Stewart is a miles-above-average comedian, but he traffics in the same dreary “why is Canada so perfect and why can’t we Americans be so very perfect?” schtick that sells by the barrel on the U.S. comedy exchanges. It’s a minor miracle the word “polite” only came up once.
Another problem: Who’s watching? The Daily Show airs on Comedy Central, which can be found on what my generation and older know as “cable television.” An Angus Reid Institute poll in 2022 found that among 18-to-34s, only 41 per cent subscribed to cable television — half the number of 55-and-overs. That number will not have rebounded significantly in the time since. Among non-cable-subscribing 18-to-34s, 26 per cent said they used to have cable but then cut the cord, and one-third said they had never had cable. The number of 65-and-overs who reported never having had cable: three per cent.
Having cut the cord myself many years back, I struggled to find somewhere I could stream the interview as it was airing. It involved a VPN, an American resident friend’s Paramount Plus credentials and sorcery.
Don’t get me wrong: Cable television subscribers are the Liberal Party of Canada’s core demographic.
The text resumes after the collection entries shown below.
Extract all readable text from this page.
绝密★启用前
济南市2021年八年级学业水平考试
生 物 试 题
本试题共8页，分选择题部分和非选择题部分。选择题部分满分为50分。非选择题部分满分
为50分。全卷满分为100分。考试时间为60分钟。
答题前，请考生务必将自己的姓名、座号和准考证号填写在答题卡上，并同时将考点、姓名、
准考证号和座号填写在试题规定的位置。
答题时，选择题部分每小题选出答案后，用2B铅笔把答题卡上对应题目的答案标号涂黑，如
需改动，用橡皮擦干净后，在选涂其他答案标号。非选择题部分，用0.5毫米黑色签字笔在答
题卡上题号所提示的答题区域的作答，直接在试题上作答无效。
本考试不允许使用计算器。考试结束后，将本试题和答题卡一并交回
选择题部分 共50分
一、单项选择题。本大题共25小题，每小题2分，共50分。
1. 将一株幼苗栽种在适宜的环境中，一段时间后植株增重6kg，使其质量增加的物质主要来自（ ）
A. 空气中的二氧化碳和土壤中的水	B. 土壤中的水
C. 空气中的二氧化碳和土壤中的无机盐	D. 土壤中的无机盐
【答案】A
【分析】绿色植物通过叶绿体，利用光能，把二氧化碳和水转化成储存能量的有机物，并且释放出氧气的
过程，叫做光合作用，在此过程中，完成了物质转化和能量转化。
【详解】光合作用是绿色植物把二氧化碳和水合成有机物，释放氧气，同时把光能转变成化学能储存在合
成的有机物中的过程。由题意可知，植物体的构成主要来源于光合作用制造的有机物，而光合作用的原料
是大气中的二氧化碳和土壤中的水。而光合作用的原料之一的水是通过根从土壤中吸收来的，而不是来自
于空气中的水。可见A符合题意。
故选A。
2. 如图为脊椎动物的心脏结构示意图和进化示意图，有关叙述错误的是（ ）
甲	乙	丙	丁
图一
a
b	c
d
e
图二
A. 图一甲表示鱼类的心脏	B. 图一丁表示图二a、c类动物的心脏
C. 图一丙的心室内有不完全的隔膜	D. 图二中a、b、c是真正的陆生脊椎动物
The party has little else left. And if Carney wants a chance to fix all our unfunny problems, he’ll need to win the party leadership as a first step. I suspect the sort of people who jump feet-first into Liberal leadership races watch The Daily Show religiously. It reminds them of 2008, when hope and change were all the rage.
But had Carney stayed home, no one would have asked him, “Hey, Mark Carney, why didn’t you go on The Daily Show three days before you announced your candidacy?” No one is going to ask Chrystia Freeland that if she doesn’t follow suit (though it would frankly surprise me if she didn’t).
Problem: Canadians who are as deadly serious about Canada’s problems as Carney claims to be might notice a prospective Canadian prime minister letting an American comedian make unfunny fun of our almost-certainly-next-Conservative-prime minister at a time of universally acknowledged peril between our two countries.
“Poilievre seems like a villain in a Karate Kid movie. There’s something very off-putting,” Stewart remarked at one point. “What is he like in person?
“Ehhh, you’re not far off,” Carney responded to weirdly over-the-top hooting and hollering from the audience. (Are there central-banker groupies?)
A lot of people Carney ultimately needs to win over with his “serious gentleman” brand might not have been too impressed by this. As I say, he essentially gave over the narrative to Stewart. Carney’s role was to chuckle and mildly protest. If the interview served Carney’s interests, it served only his interests. And that’s not, I suspect, what Canadians are looking for nowadays.
One final point: At one moment in the interview, Stewart half-jokingly asked Carney what had finally convinced Justin Trudeau to resign. Was he trying to give the Liberals a chance? (Carney agreed that was the basic idea.) Or did Nancy Pelosi call Trudeau up and threaten him with violence, Stewart suggested? Or did one of Canada’s “satirical comedy shows” skewer Trudeau so mercilessly that he collapsed in a heap?
It was an unintentionally funny line for Canadians, in a very dark way, just not in remotely the way Stewart intended it. Not only do we not have funny satirical comedy shows; we don’t even have talk shows. (By “we” I mean anglophone Canadians.) If for some reason a British politician wanted to launch a leadership bid on a humorous light-entertainment television program, he might try to book himself on BBC’s superb Graham Norton Show, or with Jonathan Ross on ITV. American politicians have the pick of any number of shows and podcasts, across the political and genre spectrums. Here in Canada, Carney will surely turn up at some point on SRC’s serious interview show Tout le monde en parle, and millions of Quebecers will watch, as usual.
English-speaking Canada gets Jon Stewart, take it or leave it. For the record, CBC didn’t come up in the interview.